Needless to say, I’m not getting the complete box set. $149 is way too rich for my blood. And I’m sorry but I’m just not a big fan of their early rockabilly phase and just can’t see buying “A Hard Day’s Night” or “Help” again. On the other hand, I fully expect to have “Sgt. Pepper” in rotation by the end of the week.
But also, I’m happy because there’s a whole generation of young people who have given up on physical media and now have access to this music. And after years of being force fed Disney Ingenues and Justin Beiber, are going to go coocoo bananas when they find out what real pop music sounds like.
Unless they’re interrupted by their grandparents saying something stupid like, “You know, that’s the song that was on the radio when we conceived your dad.”
Said generation will then throw up in their collective mouths a little and go back to listening to Milly Cyrus.
-You know, I remember the last time there was a Royal Wedding. The Pomp. The Majesty. Princess to be Diana was radiant. And I forget which network had him but Peter Ustinov was on my TV, talking about the wedding with his patented style of intercontinental urbane wit.

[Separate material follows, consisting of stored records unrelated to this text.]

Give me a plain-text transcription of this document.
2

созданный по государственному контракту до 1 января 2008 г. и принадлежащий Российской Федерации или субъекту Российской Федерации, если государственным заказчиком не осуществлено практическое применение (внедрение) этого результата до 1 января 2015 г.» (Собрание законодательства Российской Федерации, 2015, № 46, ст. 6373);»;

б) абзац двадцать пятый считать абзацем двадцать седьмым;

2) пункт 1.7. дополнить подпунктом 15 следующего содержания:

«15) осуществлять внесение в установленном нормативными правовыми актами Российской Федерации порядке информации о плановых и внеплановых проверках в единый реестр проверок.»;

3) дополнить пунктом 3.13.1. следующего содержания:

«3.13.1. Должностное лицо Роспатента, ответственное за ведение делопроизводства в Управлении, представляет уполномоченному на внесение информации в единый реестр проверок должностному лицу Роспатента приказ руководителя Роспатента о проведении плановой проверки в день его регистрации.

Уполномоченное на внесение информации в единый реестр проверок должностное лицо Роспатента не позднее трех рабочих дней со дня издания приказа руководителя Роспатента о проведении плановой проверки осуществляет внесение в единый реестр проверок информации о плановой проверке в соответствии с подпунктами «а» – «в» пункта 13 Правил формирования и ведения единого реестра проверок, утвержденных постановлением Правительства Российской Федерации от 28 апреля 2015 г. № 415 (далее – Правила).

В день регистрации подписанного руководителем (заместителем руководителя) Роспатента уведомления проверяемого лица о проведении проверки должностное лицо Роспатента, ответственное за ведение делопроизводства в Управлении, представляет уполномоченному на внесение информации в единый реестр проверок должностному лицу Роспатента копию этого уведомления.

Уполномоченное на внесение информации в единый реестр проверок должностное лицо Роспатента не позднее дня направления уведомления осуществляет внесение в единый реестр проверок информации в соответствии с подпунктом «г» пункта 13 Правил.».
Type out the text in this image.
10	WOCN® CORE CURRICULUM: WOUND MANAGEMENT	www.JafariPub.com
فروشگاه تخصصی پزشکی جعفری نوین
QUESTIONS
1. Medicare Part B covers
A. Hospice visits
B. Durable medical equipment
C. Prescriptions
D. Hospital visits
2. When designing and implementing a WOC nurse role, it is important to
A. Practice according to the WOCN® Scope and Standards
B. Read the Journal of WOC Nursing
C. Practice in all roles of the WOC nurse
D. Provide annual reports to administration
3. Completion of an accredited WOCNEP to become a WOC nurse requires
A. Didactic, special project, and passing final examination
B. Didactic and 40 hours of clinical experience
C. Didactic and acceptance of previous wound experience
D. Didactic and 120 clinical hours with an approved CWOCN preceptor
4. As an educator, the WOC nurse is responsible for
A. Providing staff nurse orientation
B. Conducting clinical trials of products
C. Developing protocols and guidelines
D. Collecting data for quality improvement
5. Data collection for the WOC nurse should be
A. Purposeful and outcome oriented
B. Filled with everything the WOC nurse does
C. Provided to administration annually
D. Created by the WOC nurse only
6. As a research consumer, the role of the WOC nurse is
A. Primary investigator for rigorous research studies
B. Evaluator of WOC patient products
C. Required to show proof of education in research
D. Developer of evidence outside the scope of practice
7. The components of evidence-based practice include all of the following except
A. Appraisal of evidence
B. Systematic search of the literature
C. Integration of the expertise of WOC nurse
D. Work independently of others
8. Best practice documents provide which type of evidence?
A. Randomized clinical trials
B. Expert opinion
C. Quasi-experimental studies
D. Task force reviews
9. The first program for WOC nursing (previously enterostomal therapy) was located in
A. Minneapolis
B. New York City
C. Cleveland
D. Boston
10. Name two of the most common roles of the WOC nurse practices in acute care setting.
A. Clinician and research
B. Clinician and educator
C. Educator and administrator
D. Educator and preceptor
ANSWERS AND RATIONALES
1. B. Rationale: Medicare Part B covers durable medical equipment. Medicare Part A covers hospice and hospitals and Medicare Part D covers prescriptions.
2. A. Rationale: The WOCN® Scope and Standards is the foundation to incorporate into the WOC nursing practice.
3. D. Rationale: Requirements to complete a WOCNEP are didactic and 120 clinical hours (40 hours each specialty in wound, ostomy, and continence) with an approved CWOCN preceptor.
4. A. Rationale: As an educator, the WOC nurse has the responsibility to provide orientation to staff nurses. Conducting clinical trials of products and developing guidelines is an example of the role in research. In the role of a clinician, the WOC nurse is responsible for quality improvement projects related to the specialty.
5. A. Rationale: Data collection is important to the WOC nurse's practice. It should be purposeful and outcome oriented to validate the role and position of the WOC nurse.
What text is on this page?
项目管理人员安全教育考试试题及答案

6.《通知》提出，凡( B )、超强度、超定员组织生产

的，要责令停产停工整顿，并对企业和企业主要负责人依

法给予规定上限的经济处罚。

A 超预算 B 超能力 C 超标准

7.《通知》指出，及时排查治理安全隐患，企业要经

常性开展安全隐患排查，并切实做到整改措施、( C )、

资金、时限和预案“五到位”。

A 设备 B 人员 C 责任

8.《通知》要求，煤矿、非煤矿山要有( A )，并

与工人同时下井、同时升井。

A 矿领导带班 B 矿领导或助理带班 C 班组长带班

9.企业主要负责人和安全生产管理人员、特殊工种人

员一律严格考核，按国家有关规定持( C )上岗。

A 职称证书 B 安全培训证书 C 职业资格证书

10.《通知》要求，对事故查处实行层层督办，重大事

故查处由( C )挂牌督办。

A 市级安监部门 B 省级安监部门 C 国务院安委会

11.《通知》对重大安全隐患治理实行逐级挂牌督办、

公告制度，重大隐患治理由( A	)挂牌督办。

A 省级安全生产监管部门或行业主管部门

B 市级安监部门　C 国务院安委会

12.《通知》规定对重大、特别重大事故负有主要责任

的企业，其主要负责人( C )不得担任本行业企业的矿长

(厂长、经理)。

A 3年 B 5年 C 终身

Well, Ustinov is gone. And so is Diana. And frankly, so is the magic.
Yes, England. I know you’re about to get your collective ass righteously fucked by your new coalition government. And a royal wedding would mitigate the pain a little. But please, do not expect me to get overly excited about two privileged white people making kissy face at each other. I got bigger fish to fry over on this side of the pond.
For the record, Ms. Middleton seems like a very personable young woman and I do wish her all the best. And if things start to go south, I hope she has the presence of mind to grab the jewels and bolt for South America.
Trust me, that may be the only way out.
-And then there’s this.
Yeah, when I first heard the premise, it sounded kind of jokey but from the looks of the trailer, “Cowboys and Aliens” may turn out to be closer to Chocolate and Peanut Butter than Cookies and Ass. Craig is turning the Steve McQueen up to eleven. Harrison Ford is embracing his inner Walter Brennan. And Olivia Wilde is…well, she has less to do in this trailer than the last “Tron Legacy” Trailer but I don’t care.
And Jon Favreau has enough good will stored with me from the “Iron Man” movies that I am ready to follow this crazy ass premise wherever it goes. Ticket pre-sold in my mind.